Anas's impossibility theorem states that monopolistic competition or economies of scale alone are insufficient to explain growth of cities in response to growing population or decreasing trade costs (under constant urban costs); cities shrink. To enhance realism of assumptions, instead of Anas's normative approach, we study stable equilibria in the presence of another sector. Still, ‘vanishing’ remains robust! Ultimately, we argue that ‘vanishing’ mechanism looks realistic and can have an explanatory power: industries, free of externalities, should locate in small towns. Moreover, the comparative statics shows how such ‘manufacturing’ towns gradually decline, whereas other cities do not.


Working Papers

Discontinuous and Continuous Stochastic Choice and Coordination in the Lab

(joint with A. Rigos) R&R in the Journal of Economic Theory

Coordination games have multiple equilibria under complete information. However, recent theoretical advances show that if players are uncertain but can acquire information about a payoff-relevant state of the world, the number of equilibria depends on whether they can implement strategies (stochastic choice rules) discontinuous in the state. We experimentally test these results in a two-player investment game. Through a minimal visual variation in the design (our treatment) we prompt participants to play strategies whereby their probability to invest is either continuous or discontinuous in the payoff-relevant state.

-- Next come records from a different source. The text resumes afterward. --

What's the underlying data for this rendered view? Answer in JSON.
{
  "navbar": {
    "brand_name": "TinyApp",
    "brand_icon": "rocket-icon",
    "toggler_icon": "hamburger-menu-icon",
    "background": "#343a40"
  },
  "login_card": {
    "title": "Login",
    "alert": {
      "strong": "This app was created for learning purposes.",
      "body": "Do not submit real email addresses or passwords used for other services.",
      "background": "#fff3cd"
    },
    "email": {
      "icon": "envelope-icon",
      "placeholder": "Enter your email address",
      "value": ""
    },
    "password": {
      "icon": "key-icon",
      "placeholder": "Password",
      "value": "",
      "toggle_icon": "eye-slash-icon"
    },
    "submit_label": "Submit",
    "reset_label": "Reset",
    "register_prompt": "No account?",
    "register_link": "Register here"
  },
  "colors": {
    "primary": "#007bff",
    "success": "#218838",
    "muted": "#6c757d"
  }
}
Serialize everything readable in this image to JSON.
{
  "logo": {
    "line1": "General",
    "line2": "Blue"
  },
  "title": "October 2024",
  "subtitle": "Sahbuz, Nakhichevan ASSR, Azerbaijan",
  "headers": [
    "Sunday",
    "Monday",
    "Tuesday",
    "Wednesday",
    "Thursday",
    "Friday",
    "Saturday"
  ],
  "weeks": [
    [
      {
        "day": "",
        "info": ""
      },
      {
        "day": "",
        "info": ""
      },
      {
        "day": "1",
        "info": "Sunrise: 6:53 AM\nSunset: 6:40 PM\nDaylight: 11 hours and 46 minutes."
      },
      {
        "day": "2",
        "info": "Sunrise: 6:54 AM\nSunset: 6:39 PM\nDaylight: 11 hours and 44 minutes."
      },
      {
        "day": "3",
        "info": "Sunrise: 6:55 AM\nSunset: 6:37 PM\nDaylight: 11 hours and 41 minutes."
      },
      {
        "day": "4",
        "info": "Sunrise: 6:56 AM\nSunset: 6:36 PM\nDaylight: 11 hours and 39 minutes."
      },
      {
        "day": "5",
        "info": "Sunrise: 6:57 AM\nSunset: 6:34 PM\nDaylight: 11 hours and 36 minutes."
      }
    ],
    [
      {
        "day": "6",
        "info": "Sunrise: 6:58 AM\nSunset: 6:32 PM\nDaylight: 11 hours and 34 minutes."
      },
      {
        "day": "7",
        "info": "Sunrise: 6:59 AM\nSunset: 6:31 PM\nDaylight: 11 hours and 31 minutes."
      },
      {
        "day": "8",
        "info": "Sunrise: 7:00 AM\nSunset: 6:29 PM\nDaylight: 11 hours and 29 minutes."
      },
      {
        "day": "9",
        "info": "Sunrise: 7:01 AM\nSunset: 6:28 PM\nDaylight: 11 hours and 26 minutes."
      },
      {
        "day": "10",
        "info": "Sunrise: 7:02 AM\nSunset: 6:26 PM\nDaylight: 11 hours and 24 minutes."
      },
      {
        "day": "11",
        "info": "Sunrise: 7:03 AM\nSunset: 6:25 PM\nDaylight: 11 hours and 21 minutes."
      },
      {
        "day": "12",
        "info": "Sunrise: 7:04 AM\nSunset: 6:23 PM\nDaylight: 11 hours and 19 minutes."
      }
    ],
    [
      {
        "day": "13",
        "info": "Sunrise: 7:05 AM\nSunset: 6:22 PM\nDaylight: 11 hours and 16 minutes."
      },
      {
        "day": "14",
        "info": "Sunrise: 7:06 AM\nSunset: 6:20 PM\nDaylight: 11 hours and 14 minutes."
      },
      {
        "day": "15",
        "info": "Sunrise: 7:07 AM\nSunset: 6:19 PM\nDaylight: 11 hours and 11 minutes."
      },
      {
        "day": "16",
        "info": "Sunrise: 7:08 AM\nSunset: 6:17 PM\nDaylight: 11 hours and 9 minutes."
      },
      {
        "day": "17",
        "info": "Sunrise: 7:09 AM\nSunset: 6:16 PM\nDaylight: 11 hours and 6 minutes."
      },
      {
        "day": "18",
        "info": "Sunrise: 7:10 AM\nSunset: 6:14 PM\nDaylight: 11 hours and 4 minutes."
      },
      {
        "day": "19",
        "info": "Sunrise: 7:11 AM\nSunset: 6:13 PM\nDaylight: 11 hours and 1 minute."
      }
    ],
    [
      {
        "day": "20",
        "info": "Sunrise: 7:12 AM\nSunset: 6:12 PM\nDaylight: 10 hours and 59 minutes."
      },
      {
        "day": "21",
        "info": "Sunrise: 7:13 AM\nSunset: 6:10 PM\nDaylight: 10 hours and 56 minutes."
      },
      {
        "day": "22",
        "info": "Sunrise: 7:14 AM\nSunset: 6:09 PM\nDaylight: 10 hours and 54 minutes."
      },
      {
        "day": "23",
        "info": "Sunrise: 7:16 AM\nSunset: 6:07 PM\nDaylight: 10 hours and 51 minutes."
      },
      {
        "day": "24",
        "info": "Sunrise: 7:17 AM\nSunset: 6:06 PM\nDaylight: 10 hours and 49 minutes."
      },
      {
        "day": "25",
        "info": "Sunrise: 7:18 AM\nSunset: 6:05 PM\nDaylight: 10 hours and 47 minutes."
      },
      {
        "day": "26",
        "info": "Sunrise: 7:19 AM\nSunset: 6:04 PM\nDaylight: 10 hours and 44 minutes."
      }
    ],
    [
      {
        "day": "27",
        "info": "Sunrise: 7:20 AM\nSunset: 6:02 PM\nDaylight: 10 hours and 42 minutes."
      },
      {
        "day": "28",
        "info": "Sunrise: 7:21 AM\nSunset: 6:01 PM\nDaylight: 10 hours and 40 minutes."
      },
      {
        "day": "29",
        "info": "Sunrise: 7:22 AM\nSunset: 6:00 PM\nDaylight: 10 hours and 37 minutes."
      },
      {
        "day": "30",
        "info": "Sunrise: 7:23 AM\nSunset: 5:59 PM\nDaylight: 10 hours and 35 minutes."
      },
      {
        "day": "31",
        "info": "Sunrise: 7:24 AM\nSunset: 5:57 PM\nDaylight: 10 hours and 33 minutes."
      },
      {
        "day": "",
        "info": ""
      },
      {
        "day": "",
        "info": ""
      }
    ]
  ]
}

When they use continuous strategies, average participant behavior is consistent with risk-dominant equilibrium play, the unique theoretical prediction. When discontinuous strategies are available --- in which case there are multiple equilibria --- participant behavior is closer to the payoff-dominant equilibrium strategy. Additionally, we extend the theory to heterogeneous populations: the set of equilibria monotonically decreases in the proportion of players who use continuous strategies.

Identifying Sorting When Firms Choose Size

R&R in the European Economic Review

In this paper, I build a model with heterogeneous firms choosing both the number and type of its workers when hiring on the frictional labour market. I develop a method to non-parametrically identify the match production function and vacancy creation cost from data on workers' wages and firms' revenues and posted job vacancies. Under the proposed identification procedure, the ordering of workers and firms is identified independently, and can therefore be achieved using potentially different data sets. I show that abstraction from the intensive margin of hiring leads to downward bias in the estimation of complementarities. The model also sheds light on the question of the exporter wage premium: exporters pay higher wages because they are larger, and higher wages are required to support a larger firm size.


Work in Progress

Public Information and Higher-Order Expectations

In games of coordination, public information can serve as a focal point to the agents when the motives to coordinate are strong. An agent pays attention to public information not only because of its content but also because she expects other people to pay attention, other agents to expect her to pay attention and so on. Thus, higher-order expectations play important role in equilibrium outcomes. I experimentally study the formation of higher-order expectations.

Principle of Minimal Differentiation in Monopolistic Competition

(joint with S. Kokovin and T. Tabuchi)

We study a model of competition in product characteristic space in which firms products are additionally differentiated: two firms may choose the same product characteristics yet consumers perceive two products (brands) to be different as in monopolistic competition. We show that if demand for individual product is not very convex, firms will choose the same product characteristics (standard), thus, confirming the original intuition of Hotelling (1929). The key intuition is that although the competition level is stronger at the point of the standard, the competition impact on the firm's demand, i.e. on the demand derivative, is weaker when demand is sufficiently flat. When both the number of firms and the characteristic space are sufficiently large, multiple standards may arise.